1. Field of the Invention
This invention relates to fabrication of III-V semiconductor devices having an active region, and, more particularly, to a post-ion implantation annealing technique to remove implantation damage in the device active region.
2. Description of the Prior Art
Currently, two approaches to GaAs integrated circuit (IC) technology used in the industry include mesa technology with a recessed gate and planar technology with multiple, localized ion implantations. The mesa with recessed gate technology suffers from ultimate density and yield limitations associated with the mesa structures. Thus, the main application of this technology has only been directed towards ultra high speed, medium scale integration (MSI) circuits and ultra low power, enhancement mode field effect transistor (ENFET) logic. The planar technology, with multiple localized ion implantation, has been applied successfully to fabricate large scale integrated (LSI) circuits with 1,000 gate chips on chromium-doped substrates.
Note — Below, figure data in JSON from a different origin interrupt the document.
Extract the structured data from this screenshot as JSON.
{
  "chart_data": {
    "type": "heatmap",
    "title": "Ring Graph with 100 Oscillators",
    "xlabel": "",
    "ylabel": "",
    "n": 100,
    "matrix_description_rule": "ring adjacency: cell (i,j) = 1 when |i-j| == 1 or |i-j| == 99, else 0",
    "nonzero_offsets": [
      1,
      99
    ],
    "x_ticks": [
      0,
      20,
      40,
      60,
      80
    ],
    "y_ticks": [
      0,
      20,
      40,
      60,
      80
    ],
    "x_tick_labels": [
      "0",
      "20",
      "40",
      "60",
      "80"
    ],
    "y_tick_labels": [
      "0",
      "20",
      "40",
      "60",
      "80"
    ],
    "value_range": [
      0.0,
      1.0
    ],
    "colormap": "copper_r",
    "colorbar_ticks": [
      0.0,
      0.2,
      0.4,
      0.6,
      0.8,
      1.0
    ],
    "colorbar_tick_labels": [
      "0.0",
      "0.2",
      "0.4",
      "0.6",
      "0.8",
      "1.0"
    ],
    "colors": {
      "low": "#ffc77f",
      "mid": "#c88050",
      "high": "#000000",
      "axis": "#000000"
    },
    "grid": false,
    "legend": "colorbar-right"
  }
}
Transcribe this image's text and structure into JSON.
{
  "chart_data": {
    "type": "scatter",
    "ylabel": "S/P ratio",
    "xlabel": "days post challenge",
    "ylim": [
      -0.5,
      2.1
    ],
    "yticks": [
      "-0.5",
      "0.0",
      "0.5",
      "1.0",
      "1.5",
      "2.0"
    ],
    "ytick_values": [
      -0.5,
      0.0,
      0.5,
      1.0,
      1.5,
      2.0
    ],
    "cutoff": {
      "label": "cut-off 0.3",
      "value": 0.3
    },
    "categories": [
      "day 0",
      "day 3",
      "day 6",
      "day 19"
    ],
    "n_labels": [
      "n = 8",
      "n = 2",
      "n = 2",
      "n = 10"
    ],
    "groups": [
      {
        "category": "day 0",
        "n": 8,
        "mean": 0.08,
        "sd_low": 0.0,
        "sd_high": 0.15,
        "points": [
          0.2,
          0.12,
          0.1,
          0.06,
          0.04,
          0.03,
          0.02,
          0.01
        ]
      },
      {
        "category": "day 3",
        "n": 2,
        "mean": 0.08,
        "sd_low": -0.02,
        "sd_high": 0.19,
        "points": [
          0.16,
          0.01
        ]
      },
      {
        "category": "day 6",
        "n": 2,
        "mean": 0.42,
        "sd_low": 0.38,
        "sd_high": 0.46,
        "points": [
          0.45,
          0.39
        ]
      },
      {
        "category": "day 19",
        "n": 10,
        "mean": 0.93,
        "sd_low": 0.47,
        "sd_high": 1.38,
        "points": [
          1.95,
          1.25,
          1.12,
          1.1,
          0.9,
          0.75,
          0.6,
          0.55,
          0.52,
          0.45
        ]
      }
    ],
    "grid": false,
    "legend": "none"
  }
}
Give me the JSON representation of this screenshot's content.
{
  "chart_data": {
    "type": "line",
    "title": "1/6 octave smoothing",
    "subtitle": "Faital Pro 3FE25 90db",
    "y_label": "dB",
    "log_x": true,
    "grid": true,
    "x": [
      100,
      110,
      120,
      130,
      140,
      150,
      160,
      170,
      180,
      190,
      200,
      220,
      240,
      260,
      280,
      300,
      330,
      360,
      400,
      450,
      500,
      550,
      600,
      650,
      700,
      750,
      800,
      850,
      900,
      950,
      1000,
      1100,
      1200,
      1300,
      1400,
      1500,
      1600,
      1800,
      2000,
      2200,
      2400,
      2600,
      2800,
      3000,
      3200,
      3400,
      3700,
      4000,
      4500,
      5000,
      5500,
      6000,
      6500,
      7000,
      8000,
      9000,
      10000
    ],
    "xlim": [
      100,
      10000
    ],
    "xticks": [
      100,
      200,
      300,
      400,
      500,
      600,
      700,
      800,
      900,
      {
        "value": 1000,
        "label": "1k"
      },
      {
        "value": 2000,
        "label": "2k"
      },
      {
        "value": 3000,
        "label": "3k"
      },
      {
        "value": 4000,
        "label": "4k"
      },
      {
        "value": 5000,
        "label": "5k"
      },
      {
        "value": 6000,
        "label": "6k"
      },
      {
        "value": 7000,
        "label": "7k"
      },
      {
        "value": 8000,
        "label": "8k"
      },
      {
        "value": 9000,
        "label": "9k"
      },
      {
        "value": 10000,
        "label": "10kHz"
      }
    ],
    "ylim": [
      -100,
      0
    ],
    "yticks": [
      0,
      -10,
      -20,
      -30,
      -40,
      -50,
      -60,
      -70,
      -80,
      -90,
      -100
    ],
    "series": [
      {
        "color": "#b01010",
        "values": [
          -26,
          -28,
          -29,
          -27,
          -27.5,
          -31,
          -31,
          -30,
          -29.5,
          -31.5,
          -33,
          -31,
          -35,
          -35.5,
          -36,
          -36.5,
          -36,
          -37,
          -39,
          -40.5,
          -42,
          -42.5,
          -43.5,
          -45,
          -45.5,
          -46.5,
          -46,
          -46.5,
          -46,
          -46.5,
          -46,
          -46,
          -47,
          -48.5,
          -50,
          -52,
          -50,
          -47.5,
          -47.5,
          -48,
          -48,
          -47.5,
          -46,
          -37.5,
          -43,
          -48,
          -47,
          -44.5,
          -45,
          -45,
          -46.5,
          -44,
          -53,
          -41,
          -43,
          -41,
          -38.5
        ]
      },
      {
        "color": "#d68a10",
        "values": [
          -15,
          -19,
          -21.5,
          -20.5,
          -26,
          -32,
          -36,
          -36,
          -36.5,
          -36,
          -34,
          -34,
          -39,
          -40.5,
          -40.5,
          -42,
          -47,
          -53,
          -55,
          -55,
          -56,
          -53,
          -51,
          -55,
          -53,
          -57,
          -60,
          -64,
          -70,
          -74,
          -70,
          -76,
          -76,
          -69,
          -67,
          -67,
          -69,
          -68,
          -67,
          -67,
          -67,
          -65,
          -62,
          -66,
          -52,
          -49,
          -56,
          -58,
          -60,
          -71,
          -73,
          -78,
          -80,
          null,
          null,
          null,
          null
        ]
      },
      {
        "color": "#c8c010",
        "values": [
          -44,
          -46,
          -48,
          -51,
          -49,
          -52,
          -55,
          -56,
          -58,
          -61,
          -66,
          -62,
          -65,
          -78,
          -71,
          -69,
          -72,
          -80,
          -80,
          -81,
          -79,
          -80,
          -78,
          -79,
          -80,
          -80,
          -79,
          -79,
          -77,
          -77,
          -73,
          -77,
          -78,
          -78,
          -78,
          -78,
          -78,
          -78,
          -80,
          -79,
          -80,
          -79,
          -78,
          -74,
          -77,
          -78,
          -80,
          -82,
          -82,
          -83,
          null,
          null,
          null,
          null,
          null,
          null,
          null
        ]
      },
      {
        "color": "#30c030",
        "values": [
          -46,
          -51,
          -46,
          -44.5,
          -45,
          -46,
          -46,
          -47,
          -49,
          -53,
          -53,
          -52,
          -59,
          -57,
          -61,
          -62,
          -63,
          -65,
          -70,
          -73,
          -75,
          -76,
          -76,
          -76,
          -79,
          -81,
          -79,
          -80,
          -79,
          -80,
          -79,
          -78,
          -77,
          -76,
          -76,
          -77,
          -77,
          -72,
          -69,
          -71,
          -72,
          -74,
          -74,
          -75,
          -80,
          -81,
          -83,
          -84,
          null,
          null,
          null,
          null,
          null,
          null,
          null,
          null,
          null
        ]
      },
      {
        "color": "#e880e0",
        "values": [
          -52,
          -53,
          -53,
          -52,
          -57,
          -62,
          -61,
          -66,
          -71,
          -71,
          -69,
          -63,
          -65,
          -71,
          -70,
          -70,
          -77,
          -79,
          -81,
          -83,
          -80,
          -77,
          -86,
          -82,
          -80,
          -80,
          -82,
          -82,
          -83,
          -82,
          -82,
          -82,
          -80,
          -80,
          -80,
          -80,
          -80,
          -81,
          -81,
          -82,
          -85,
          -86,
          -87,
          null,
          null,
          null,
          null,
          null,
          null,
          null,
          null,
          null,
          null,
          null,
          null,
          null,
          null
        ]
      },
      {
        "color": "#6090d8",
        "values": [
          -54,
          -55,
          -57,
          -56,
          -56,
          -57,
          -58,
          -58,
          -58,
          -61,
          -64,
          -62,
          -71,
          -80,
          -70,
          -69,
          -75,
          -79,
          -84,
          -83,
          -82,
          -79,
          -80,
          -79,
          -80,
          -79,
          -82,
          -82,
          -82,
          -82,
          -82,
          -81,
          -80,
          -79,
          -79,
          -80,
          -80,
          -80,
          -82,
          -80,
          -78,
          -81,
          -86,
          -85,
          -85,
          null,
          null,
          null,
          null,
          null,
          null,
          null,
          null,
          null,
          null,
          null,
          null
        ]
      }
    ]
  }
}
The process involves ion implantation through an encapsulation dielectric, which is subsequently used as an annealing encapsulation, and a metal lift-off vehicle. The process is suitable for multiple metal layered structures. However, there are inherent problems associated with dielectric encapsulation annealing. Dielectric encapsulation exerts a significant stress at the GaAs interface, which in turn induces significant migration of background Cr and other impurities during high temperature annealing. As a result, the semi-insulating, or high resistivity, GaAs substrate becomes conductive, resulting in poor inter-device isolation. To cope with this Cr migration problem, the annealing temperature must be kept sufficiently low (below about 860.degree. C.), and stringent material qualification processes and tight process controls on the dielectric encapsulant must be used, to some degree resulting in yield losses.